Certainly not the rugby itself. Stylistically, the gulf between England and the very best in the world has rarely been wider. England kicked away 93% of their possession on Saturday night, and spent a total of 73 seconds in the South Africa 22. They registered the slowest ruck speed of the entire tournament (narrowly beating the record mark they set against Samoa). It was the first time at this World Cup that a team played an entire match without registering a single line break.
It was nearly successful. However, it raises questions about England’s status as a rugby powerhouse if their only strategy for advancing in a tournament is to minimize their vulnerability. Is it acceptable for a well-funded team to be satisfied with playing such a restricted, unadventurous, and unattractive style of game? During the World Cup, England set a very low standard for themselves and barely met it. If Borthwick truly wants to involve the public and build a strong bond between the team and the country it represents, he must offer more than just determination, effort, and annoyance.
This is the unanswerable dilemma that has troubled English rugby for decades. What is the ultimate goal of this team? Why is it beneficial for England to achieve victories in rugby matches? Why should individuals who are not currently interested in the sport become invested in it? Why should a gifted athlete with a variety of athletic options choose this particular sport? In essence, there has been much discussion in recent weeks from England’s players and coaches about the support they have received from the public. Looking ahead to the next four years, what contributions can they make to our country?
All of these issues are connected. The fact that 8.7 million people watched the television broadcast does not necessarily indicate a lack of interest in the sport. The English fans I have encountered in France do not fit the stereotypes often portrayed by fans of other sports. Similar to the players, they come from various regions and backgrounds. So why do many people still feel that this team does not represent them?
The reason behind this is partially due to the influence of commercial interests on the sport in England. Many people have expressed dissatisfaction with the limited chances to see the team play for those who do not live close to Twickenham. However, with the regional game facing difficulties, Twickenham and its expensive hospitality options serve as a crucial source of income for the Rugby Football Union.
Similarly, the sport has a long-standing dependence on private schools, which contributed to more than half of the players on England’s World Cup team. Athletes such as Lewis Ludlam, Ollie Lawrence, and Billy Vunipola all started out in public schools before receiving private scholarships. How many promising prop players and talented athletes have been overlooked as a result? Despite government neglect and rising expenses, this parasitic and fundamentally flawed system continues to exist because there is a lack of creativity in finding a better alternative.

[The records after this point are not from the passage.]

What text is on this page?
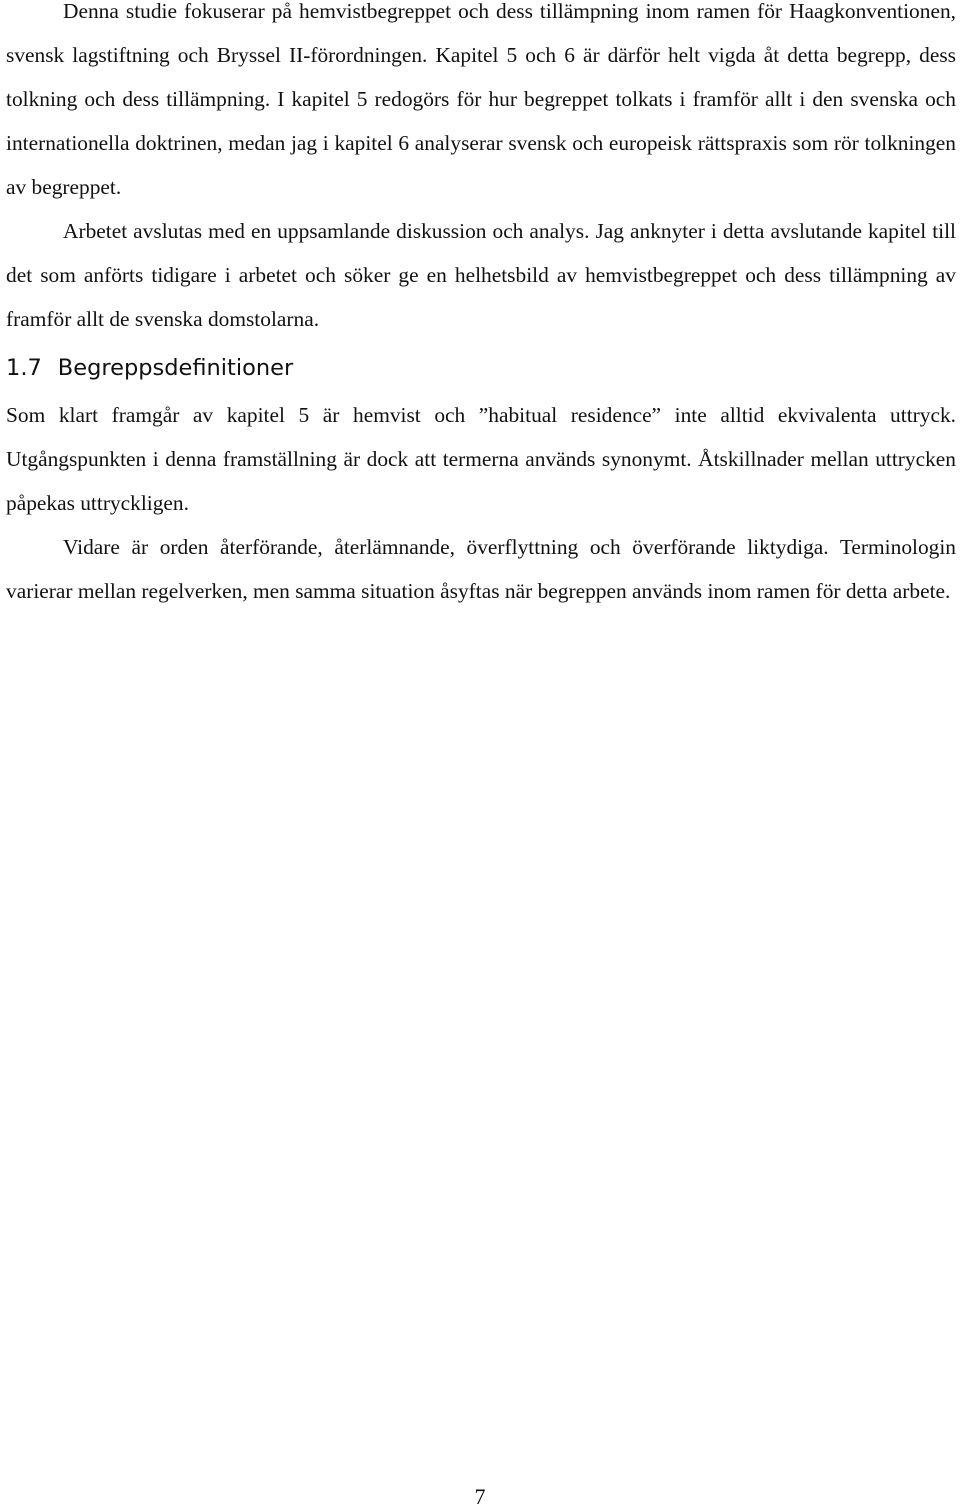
Denna studie fokuserar på hemvistbegreppet och dess tillämpning inom ramen för Haagkonventionen, svensk lagstiftning och Bryssel II-förordningen. Kapitel 5 och 6 är därför helt vigda åt detta begrepp, dess tolkning och dess tillämpning. I kapitel 5 redogörs för hur begreppet tolkats i framför allt i den svenska och internationella doktrinen, medan jag i kapitel 6 analyserar svensk och europeisk rättspraxis som rör tolkningen av begreppet.

Arbetet avslutas med en uppsamlande diskussion och analys. Jag anknyter i detta avslutande kapitel till det som anförts tidigare i arbetet och söker ge en helhetsbild av hemvistbegreppet och dess tillämpning av framför allt de svenska domstolarna.

1.7 Begreppsdefinitioner

Som klart framgår av kapitel 5 är hemvist och ”habitual residence” inte alltid ekvivalenta uttryck. Utgångspunkten i denna framställning är dock att termerna används synonymt. Åtskillnader mellan uttrycken påpekas uttryckligen.

Vidare är orden återförande, återlämnande, överflyttning och överförande liktydiga. Terminologin varierar mellan regelverken, men samma situation åsyftas när begreppen används inom ramen för detta arbete.

7
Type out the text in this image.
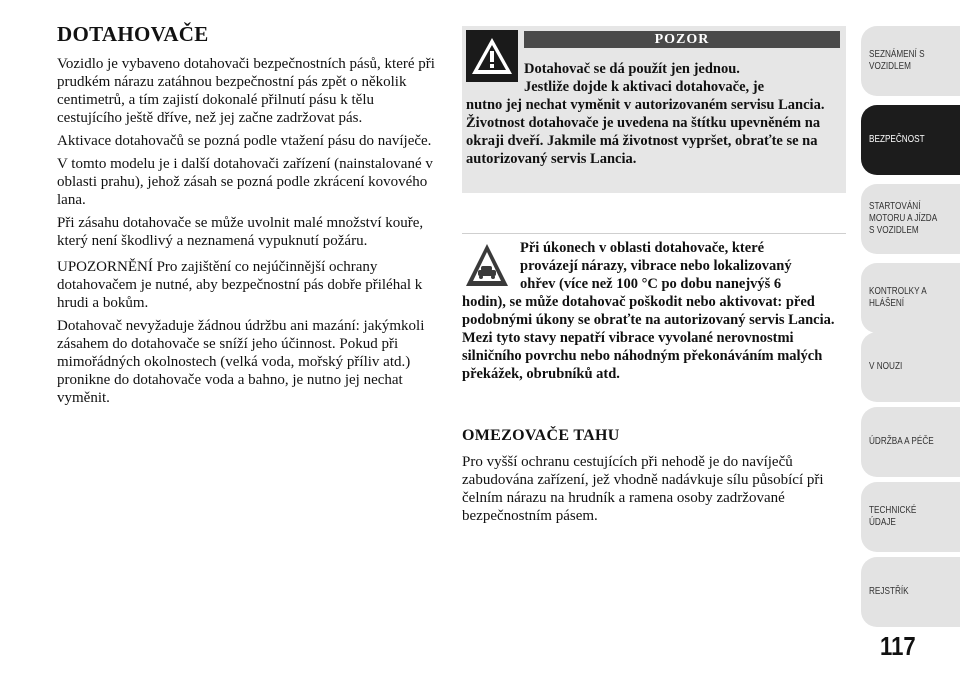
DOTAHOVAČE

Vozidlo je vybaveno dotahovači bezpečnostních pásů, které při prudkém nárazu zatáhnou bezpečnostní pás zpět o několik centimetrů, a tím zajistí dokonalé přilnutí pásu k tělu cestujícího ještě dříve, než jej začne zadržovat pás.

Aktivace dotahovačů se pozná podle vtažení pásu do navíječe.

V tomto modelu je i další dotahovači zařízení (nainstalované v oblasti prahu), jehož zásah se pozná podle zkrácení kovového lana.

Při zásahu dotahovače se může uvolnit malé množství kouře, který není škodlivý a neznamená vypuknutí požáru.

UPOZORNĚNÍ Pro zajištění co nejúčinnější ochrany dotahovačem je nutné, aby bezpečnostní pás dobře přiléhal k hrudi a bokům.

Dotahovač nevyžaduje žádnou údržbu ani mazání: jakýmkoli zásahem do dotahovače se sníží jeho účinnost. Pokud při mimořádných okolnostech (velká voda, mořský příliv atd.) pronikne do dotahovače voda a bahno, je nutno jej nechat vyměnit.

POZOR
Dotahovač se dá použít jen jednou.
Jestliže dojde k aktivaci dotahovače, je
nutno jej nechat vyměnit v autorizovaném servisu Lancia. Životnost dotahovače je uvedena na štítku upevněném na okraji dveří. Jakmile má životnost vypršet, obraťte se na autorizovaný servis Lancia.
Při úkonech v oblasti dotahovače, které
provázejí nárazy, vibrace nebo lokalizovaný
ohřev (více než 100 °C po dobu nanejvýš 6
hodin), se může dotahovač poškodit nebo aktivovat: před podobnými úkony se obraťte na autorizovaný servis Lancia. Mezi tyto stavy nepatří vibrace vyvolané nerovnostmi silničního povrchu nebo náhodným překonáváním malých překážek, obrubníků atd.
OMEZOVAČE TAHU
Pro vyšší ochranu cestujících při nehodě je do navíječů zabudována zařízení, jež vhodně nadávkuje sílu působící při čelním nárazu na hrudník a ramena osoby zadržované bezpečnostním pásem.
SEZNÁMENÍ S
VOZIDLEM
BEZPEČNOST
STARTOVÁNÍ
MOTORU A JÍZDA
S VOZIDLEM
KONTROLKY A
HLÁŠENÍ
V NOUZI
ÚDRŽBA A PÉČE
TECHNICKÉ
ÚDAJE
REJSTŘÍK
117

It may be difficult to recall now, but England’s journey in the World Cup began amidst a lack of spectators, as more than 30,000 tickets remained unsold for their loss against Fiji at Twickenham. This, rather than their impressive performance on Saturday, likely reflects the current state of English rugby. So while one can be proud and receive praise for almost completing their task, it seems that the most challenging part is still ahead.